A/B testing your website personalization
RightMessage automatically A/B tests your personalization campaigns so you can measure whether personalized content actually improves conversions. No extra setup required, just attach a goal to a campaign and testing begins.
This guide covers campaign-level A/B testing (testing personalized vs. default content on your website). If you're looking to test different versions of questions, offers, or forms inside a Flow, check out our guide on split testing questions and offers.
How campaign A/B testing works
When you add a goal to a personalization campaign, RightMessage splits your traffic into two groups:
Personalized group (90% by default): Sees your targeted, segment-specific content.
Control group (10% by default): Sees your original, unmodified content.
This split is configurable. You can adjust the control group percentage in your campaign settings depending on how aggressive you want the test to be.
Visitors are assigned to a group for the duration of their session. If someone lands in the control group, they'll stay in the control group for every page view in that session. This prevents confusion when your personalization changes things like headlines or offers across multiple pages.
Strategy tip: Start with a 10% control group. Once you've confirmed personalization is working, you can drop it to 5% to maximize the benefit while still tracking performance over time.
Setting up a test
Create a personalization campaign with at least one variant and targeting rule.
Add a campaign goal (click, pageview, or custom event). Without a goal, there's nothing to measure.
Set your control group percentage in the campaign settings.
Publish your changes.
That's it. RightMessage starts collecting data immediately.
Where to see your results
Campaigns dashboard (aggregate view)
The main Campaigns page shows high-level stats across all your campaigns:
Traffic: Total pageviews on campaign pages
Personalized experiences: Unique visitors who saw personalized content
Conversions: Total conversion count and overall conversion rate
Improvement (lift): Percentage change compared to the control group, along with a confidence level
This is useful for a quick pulse check, but for the real insights you'll want to dig into individual campaigns.
Individual campaign view (where the good stuff is)
Click into any campaign to see detailed reporting. This is where you can see what's actually driving results.
Variant-level breakdown: For each audience variant you've set up, you'll see:
Unique visitors who saw that variant
Traffic percentage (as a visual bar)
Conversions and conversion rate
Lift vs. the control group
The control group is shown separately at the bottom, so you can compare each personalized variant against the baseline.
Segment combination breakdown: This is the most useful view. It shows your top segment combinations ranked by traffic, so you can see exactly how visitors with specific segment combos are converting. For each combination you'll see:
Which segments the visitor belongs to (e.g., "SaaS + Enterprise")
Which variant(s) targeted them
Traffic, conversions, and conversion rate
This lets you answer questions like "are freelancers converting better with our freelancer-specific headline, or would the default have been fine?"
Statistical significance
RightMessage calculates statistical significance automatically for each campaign:
Confidence level: How certain we are that the difference is real (shown as a percentage)
Lift: The percentage improvement of personalized content over the control
Results are highlighted in green when confidence reaches 95% or above
Strategy tip: Don't call a winner too early. Wait until confidence is above 95% before making permanent changes. Low-traffic sites may need several weeks of data.
Best practices
Always have a goal attached. No goal means no data. Attach a goal to every campaign you want to measure.
Test one thing at a time. If you change the headline, CTA, and testimonial all at once, you won't know which change drove the result.
Let tests run long enough. A 20% lift based on 50 visitors doesn't mean much. Give your test time to accumulate enough data for reliable results.

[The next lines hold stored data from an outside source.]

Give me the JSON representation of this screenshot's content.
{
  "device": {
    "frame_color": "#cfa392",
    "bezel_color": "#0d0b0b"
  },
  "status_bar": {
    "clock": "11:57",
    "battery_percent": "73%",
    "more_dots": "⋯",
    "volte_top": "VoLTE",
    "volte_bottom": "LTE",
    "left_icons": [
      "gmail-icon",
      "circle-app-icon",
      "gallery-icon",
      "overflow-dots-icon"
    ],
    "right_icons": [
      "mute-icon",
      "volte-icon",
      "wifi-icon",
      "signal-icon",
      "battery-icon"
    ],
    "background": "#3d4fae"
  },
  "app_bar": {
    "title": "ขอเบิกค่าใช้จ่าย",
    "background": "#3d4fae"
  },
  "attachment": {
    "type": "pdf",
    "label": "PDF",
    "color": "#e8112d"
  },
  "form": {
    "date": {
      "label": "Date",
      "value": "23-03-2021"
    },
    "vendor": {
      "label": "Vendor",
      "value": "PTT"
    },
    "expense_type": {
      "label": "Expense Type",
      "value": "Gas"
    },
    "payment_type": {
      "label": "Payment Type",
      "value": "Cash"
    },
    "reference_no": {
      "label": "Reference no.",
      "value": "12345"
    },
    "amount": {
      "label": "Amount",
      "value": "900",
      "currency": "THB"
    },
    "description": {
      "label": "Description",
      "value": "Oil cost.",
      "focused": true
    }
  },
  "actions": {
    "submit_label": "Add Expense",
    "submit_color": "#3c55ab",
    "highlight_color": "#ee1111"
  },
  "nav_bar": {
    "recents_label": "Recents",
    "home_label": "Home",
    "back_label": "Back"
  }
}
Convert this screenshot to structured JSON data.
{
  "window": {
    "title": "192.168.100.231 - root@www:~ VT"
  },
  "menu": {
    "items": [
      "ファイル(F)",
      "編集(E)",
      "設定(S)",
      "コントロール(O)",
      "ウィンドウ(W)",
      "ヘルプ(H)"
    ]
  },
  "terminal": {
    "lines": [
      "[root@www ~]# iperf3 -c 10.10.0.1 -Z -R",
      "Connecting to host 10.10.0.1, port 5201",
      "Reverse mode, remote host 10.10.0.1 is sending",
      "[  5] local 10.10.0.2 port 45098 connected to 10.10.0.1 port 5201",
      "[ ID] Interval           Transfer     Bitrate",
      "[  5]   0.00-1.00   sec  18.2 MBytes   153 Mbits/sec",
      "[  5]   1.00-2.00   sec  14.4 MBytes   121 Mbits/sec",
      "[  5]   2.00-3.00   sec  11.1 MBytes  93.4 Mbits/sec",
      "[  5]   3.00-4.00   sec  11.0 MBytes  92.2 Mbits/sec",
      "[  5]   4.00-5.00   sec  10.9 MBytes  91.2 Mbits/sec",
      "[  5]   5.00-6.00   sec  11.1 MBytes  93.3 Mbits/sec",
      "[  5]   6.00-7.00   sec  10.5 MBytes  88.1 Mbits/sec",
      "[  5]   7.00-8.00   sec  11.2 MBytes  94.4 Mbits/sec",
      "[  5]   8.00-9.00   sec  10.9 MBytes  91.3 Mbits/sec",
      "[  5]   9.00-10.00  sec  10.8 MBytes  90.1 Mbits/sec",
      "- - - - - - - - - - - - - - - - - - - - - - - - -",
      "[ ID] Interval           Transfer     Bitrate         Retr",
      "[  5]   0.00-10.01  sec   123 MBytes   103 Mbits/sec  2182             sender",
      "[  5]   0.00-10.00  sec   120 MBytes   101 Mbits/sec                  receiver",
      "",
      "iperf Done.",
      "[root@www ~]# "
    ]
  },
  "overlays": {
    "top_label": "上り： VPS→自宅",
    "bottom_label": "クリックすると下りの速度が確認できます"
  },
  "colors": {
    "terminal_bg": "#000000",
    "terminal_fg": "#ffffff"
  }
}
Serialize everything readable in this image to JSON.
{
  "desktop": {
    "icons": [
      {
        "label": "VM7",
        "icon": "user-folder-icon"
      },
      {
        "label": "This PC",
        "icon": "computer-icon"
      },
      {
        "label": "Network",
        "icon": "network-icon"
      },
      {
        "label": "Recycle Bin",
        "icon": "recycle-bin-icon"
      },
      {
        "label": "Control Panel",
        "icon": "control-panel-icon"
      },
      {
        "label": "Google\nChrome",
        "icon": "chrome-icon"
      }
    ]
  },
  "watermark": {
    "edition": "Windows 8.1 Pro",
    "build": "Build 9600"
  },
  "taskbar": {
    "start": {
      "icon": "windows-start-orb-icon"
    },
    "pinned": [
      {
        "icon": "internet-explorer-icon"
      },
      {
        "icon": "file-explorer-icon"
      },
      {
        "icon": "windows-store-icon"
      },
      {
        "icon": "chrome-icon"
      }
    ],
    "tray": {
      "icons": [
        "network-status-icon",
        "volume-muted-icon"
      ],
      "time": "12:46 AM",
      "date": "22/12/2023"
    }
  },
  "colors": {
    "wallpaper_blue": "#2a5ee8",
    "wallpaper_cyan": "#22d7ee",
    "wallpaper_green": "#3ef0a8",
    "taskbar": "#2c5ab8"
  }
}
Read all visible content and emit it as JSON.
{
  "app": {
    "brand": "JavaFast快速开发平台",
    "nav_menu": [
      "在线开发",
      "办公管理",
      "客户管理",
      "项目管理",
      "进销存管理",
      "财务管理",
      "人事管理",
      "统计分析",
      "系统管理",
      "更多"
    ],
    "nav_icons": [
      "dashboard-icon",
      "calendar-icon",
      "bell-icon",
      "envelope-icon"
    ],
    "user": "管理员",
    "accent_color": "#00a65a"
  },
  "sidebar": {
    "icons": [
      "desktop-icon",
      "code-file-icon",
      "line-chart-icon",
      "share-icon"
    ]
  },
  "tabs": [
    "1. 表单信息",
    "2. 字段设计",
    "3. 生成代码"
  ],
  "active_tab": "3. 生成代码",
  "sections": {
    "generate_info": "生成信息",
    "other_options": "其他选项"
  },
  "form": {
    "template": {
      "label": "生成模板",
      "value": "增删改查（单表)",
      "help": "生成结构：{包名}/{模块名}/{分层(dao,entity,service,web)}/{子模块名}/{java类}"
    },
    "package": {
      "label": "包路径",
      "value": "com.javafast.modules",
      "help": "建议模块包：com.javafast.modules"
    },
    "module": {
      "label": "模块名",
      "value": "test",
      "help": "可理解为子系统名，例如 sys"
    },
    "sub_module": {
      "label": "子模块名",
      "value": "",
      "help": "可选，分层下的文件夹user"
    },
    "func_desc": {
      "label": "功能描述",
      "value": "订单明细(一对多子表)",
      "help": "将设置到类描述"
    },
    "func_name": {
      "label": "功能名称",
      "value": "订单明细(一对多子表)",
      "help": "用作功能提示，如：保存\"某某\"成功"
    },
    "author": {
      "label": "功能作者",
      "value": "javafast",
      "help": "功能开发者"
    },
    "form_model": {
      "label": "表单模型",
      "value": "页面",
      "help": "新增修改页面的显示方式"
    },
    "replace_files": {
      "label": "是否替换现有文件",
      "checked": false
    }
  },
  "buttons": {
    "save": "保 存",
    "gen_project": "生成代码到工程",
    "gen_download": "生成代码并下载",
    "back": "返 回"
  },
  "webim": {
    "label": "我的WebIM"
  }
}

Check the segment combination view. Your overall lift might be modest, but personalization for a specific segment could be driving outsized results.
Reduce your control group over time. Once you've confirmed personalization works, shrink the control to 5%. Keep a small control running to catch regressions.
Publish changes before expecting data. Campaign, goal, or control group changes won't take effect until you click Publish to website.